A sensação de vitória ocorre após dois domingos de elevada tensão na paróquia. As críticas feitas à atuação do Governo Federal causaram revolta em parte dos fiéis que passaram a hostilizar os sacerdotes tanto nas missas quanto nas redes sociais. O ato do último domingo, dia 18, vinha sendo gestado pelo Whatsapp, como informou o Blog Escrivaninha. Nem o padre Lino Allegri e nem o pároco da Paróquia, padre Oliveira Braga Rodrigues, alvos dos ataques, participaram da celebração dominical. Não há informações sobre quando Allegri retornará à missa da Matriz. Na tarde de ontem, o religioso celebrou na Capela Nossa Senhora das Graças, na comunidade Trilha do Senhor.
As agressões fizeram com que o padre Lino Allegri solicitasse o ingresso no Programa de Proteção aos Defensores dos Direitos Humanos, conforme revelou, também com exclusividade, o Blog Escrivaninha. A notícia repercutiu local e nacionalmente, ganhando espaço nas páginas do O Globo (embora o sacerdote tenha sido tratado na matéria como pároco, o que não é correto) e do UOL, fazendo com que o governador do Estado tivesse de se pronunciar sobre o caso no domingo à tarde.
Camilo Santana demonstrou solidariedade ao presbítero e classificou como “inaceitável” a “atitude desses que se dizem cristãos ‘invadirem’ uma igreja para insultar e intimidar um líder religioso”. O Governador revelou ter pedido a abertura de um inquérito para investigar os ataques. “Informo que desde a semana passada determinei ao nosso secretário da Segurança para não só enviar policiais para garantir a integridade do Padre Lino como instaurar inquérito para apurar qualquer tipo de ameaça contra ele.

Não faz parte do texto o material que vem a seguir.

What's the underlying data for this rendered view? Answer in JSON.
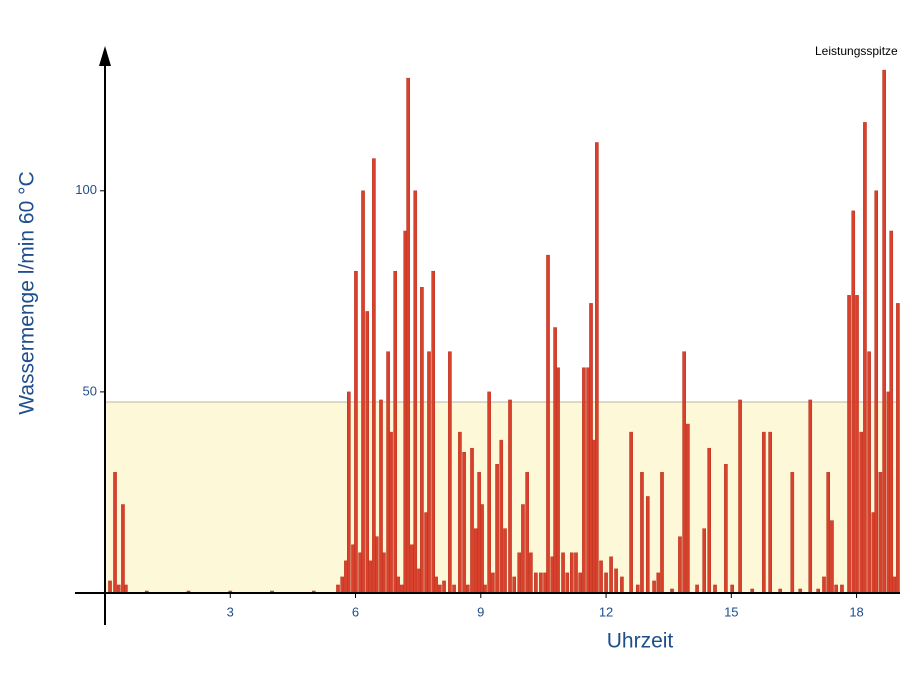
{
  "chart_data": {
    "type": "bar",
    "xlabel": "Uhrzeit",
    "ylabel": "Wassermenge l/min 60 °C",
    "annotation": "Leistungsspitze",
    "x": [
      0.12,
      0.24,
      0.33,
      0.43,
      0.5,
      1,
      2,
      3,
      4,
      5,
      5.58,
      5.68,
      5.77,
      5.84,
      5.94,
      6.01,
      6.11,
      6.18,
      6.28,
      6.35,
      6.44,
      6.51,
      6.61,
      6.68,
      6.78,
      6.85,
      6.95,
      7.02,
      7.11,
      7.19,
      7.26,
      7.35,
      7.43,
      7.52,
      7.59,
      7.69,
      7.76,
      7.86,
      7.93,
      8.02,
      8.12,
      8.26,
      8.36,
      8.5,
      8.6,
      8.69,
      8.79,
      8.88,
      8.96,
      9.03,
      9.1,
      9.2,
      9.29,
      9.39,
      9.49,
      9.58,
      9.7,
      9.8,
      9.92,
      10.01,
      10.11,
      10.2,
      10.32,
      10.44,
      10.54,
      10.61,
      10.71,
      10.78,
      10.85,
      10.97,
      11.07,
      11.18,
      11.28,
      11.38,
      11.47,
      11.57,
      11.64,
      11.71,
      11.78,
      11.88,
      12.0,
      12.12,
      12.24,
      12.38,
      12.6,
      12.76,
      12.86,
      13.0,
      13.15,
      13.25,
      13.34,
      13.58,
      13.77,
      13.87,
      13.96,
      14.18,
      14.35,
      14.47,
      14.61,
      14.87,
      15.02,
      15.21,
      15.5,
      15.78,
      15.93,
      16.17,
      16.46,
      16.65,
      16.89,
      17.08,
      17.22,
      17.32,
      17.41,
      17.51,
      17.65,
      17.82,
      17.92,
      18.01,
      18.11,
      18.2,
      18.3,
      18.4,
      18.47,
      18.57,
      18.66,
      18.76,
      18.83,
      18.9,
      18.99
    ],
    "values": [
      3,
      30,
      2,
      22,
      2,
      0.5,
      0.5,
      0.5,
      0.5,
      0.5,
      2,
      4,
      8,
      50,
      12,
      80,
      10,
      100,
      70,
      8,
      108,
      14,
      48,
      10,
      60,
      40,
      80,
      4,
      2,
      90,
      128,
      12,
      100,
      6,
      76,
      20,
      60,
      80,
      4,
      2,
      3,
      60,
      2,
      40,
      35,
      2,
      36,
      16,
      30,
      22,
      2,
      50,
      5,
      32,
      38,
      16,
      48,
      4,
      10,
      22,
      30,
      10,
      5,
      5,
      5,
      84,
      9,
      66,
      56,
      10,
      5,
      10,
      10,
      5,
      56,
      56,
      72,
      38,
      112,
      8,
      5,
      9,
      6,
      4,
      40,
      2,
      30,
      24,
      3,
      5,
      30,
      1,
      14,
      60,
      42,
      2,
      16,
      36,
      2,
      32,
      2,
      48,
      1,
      40,
      40,
      1,
      30,
      1,
      48,
      1,
      4,
      30,
      18,
      2,
      2,
      74,
      95,
      74,
      40,
      117,
      60,
      20,
      100,
      30,
      130,
      50,
      90,
      4,
      72
    ],
    "color": "#d9412c",
    "band_upper": 47.5,
    "band_color": "#fdf8d8",
    "xlim": [
      0,
      19.04
    ],
    "ylim": [
      0,
      135
    ],
    "xticks": [
      3,
      6,
      9,
      12,
      15,
      18
    ],
    "yticks": [
      50,
      100
    ]
  }
}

Não iremos aceitar que atitudes como essa, de ódio e intolerância, fiquem impunes”, argumenta.
Se o Governo do Estado se manifestou publicamente, o mesmo não se pode dizer sobre o arcebispo de Fortaleza, dom José Aparecido Tosi. Procurado pela reportagem desde a quinta-feira passada, dia 15, o Setor de Comunicação da Arquidiocese não se pronunciou sobre os ataques, muito menos se o padre Lino Allegri voltará a celebrar missas na Igreja Matriz da Paróquia da Paz. O silêncio causou incômodo nas redes sociais.

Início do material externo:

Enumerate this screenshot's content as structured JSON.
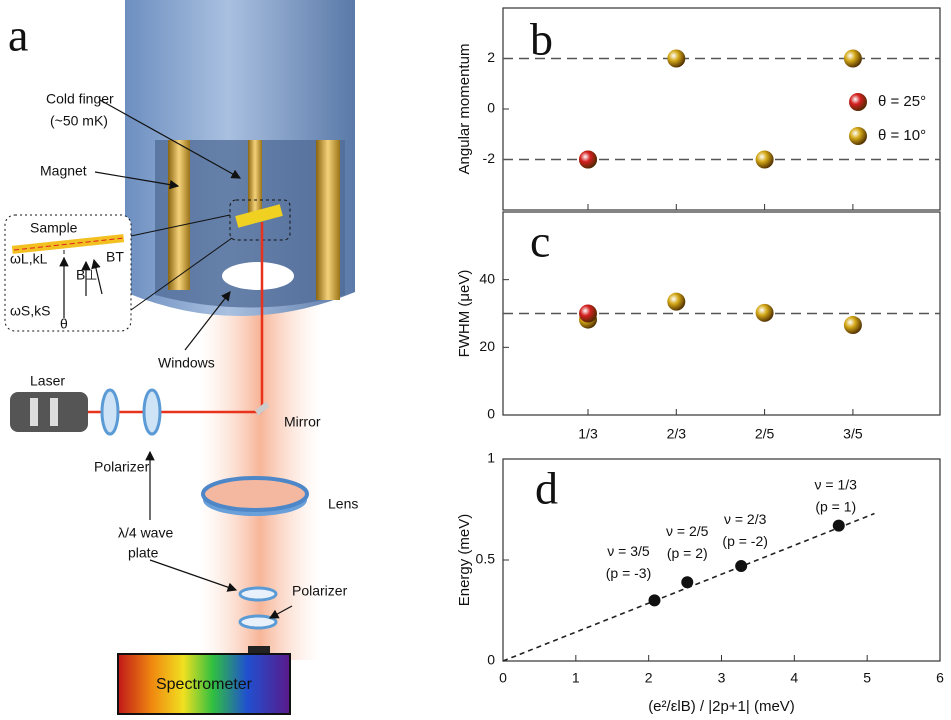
{
  "panel_a": {
    "label": "a",
    "cold_finger": [
      "Cold finger",
      "(~50 mK)"
    ],
    "magnet": "Magnet",
    "sample": "Sample",
    "inset_symbols": [
      "ωL,kL",
      "ωS,kS",
      "B⊥",
      "BT",
      "θ"
    ],
    "windows": "Windows",
    "laser": "Laser",
    "mirror": "Mirror",
    "polarizer_1": "Polarizer",
    "lens": "Lens",
    "wave_plate": [
      "λ/4 wave",
      "plate"
    ],
    "polarizer_2": "Polarizer",
    "spectrometer": "Spectrometer"
  },
  "chart_data": [
    {
      "type": "scatter",
      "panel": "b",
      "ylabel": "Angular momentum",
      "categories": [
        null,
        null,
        null,
        null
      ],
      "ylim": [
        -4,
        4
      ],
      "yticks": [
        -2,
        0,
        2
      ],
      "reference_lines": [
        2,
        -2
      ],
      "legend_position": "right",
      "series": [
        {
          "name": "θ = 25°",
          "color": "#d42020",
          "values": [
            -2,
            null,
            null,
            null
          ]
        },
        {
          "name": "θ = 10°",
          "color": "#d4a817",
          "values": [
            -2,
            2,
            -2,
            2
          ]
        }
      ]
    },
    {
      "type": "scatter",
      "panel": "c",
      "ylabel": "FWHM (μeV)",
      "categories": [
        "1/3",
        "2/3",
        "2/5",
        "3/5"
      ],
      "ylim": [
        0,
        60
      ],
      "yticks": [
        0,
        20,
        40
      ],
      "reference_lines": [
        30
      ],
      "series": [
        {
          "name": null,
          "color": "#d42020",
          "values": [
            30,
            null,
            null,
            null
          ]
        },
        {
          "name": null,
          "color": "#d4a817",
          "values": [
            28.2,
            33.5,
            30.2,
            26.6
          ]
        }
      ]
    },
    {
      "type": "xy",
      "panel": "d",
      "ylabel": "Energy (meV)",
      "xlabel": "(e²/εlB) / |2p+1| (meV)",
      "x": [
        2.08,
        2.53,
        3.27,
        4.61
      ],
      "values": [
        0.3,
        0.39,
        0.47,
        0.67
      ],
      "color": "#111111",
      "xlim": [
        0,
        6
      ],
      "xticks": [
        0,
        1,
        2,
        3,
        4,
        5,
        6
      ],
      "ylim": [
        0,
        1
      ],
      "yticks": [
        0,
        0.5,
        1
      ],
      "fit_line": {
        "x": [
          0,
          5.1
        ],
        "values": [
          0,
          0.73
        ]
      },
      "annotations": [
        [
          "ν = 3/5",
          "(p = -3)"
        ],
        [
          "ν = 2/5",
          "(p = 2)"
        ],
        [
          "ν = 2/3",
          "(p = -2)"
        ],
        [
          "ν = 1/3",
          "(p = 1)"
        ]
      ]
    }
  ]
}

Missa foi marcada por clima de apreensão
O policiamento esteve mais uma vez presente no entorno da Igreja Matriz. A celebração, dessa vez, ocorreu sem transtornos, embora fosse possível perceber um grande número de pessoas de verde e amarelo. Não houve menções diretas à conjuntura política e sanitária do país como das outras vezes. Os celebrantes da missa foram o padre Francisco Sales de Sousa, vigário da paróquia, e o diácono Aurimar de Moura. Eles foram recebidos com uma salva de palmas enquanto se preparavam para iniciar a missa. Mas antes disso, na entrada, já era possível perceber um apelo à paz por parte dos paroquianos. Fiéis distribuíram adesivos com a frase “somos da paz”. Enquanto muitos aderiram à iniciativa, outros recusaram colocar o acessório.
A segunda Leitura contemplou a Carta de São Paulo aos Efésios, que pregava a unidade em vez da divisão, haja vista que, a partir do judeu e do pagão, Jesus criou um só homem além de destruir a inimizade entre a humanidade. O texto sagrado não deixa de ecoar a divisão interna existente na paróquia, mas dessa vez sem a possibilidade de um Salvador que possa unir os dois lados.
O momento da homilia foi aguardado com tensão, uma vez que as hostilidades se deram a partir do pronunciamento do padre. No entanto, o padre Sales utilizou a oportunidade do discurso para reiterar o que tinha sido lido na liturgia da missa. Abordou o sentimento de exaustão que domina a todos e tentou se mostrar descontraído, mas o clima pesado que imperava sobre os paroquianos não se dissipou. Na hora da prece das intenções, uma delas se deu pela saúde do presidente Jair Bolsonaro. Pouco depois, um homem apanhou o microfone e pediu pelo fim da ditadura em Cuba. Foi aplaudido.
Padre Lino irá solicitar inclusão no Programa de Proteção aos Defensores de Direitos Humanos (PPDDH)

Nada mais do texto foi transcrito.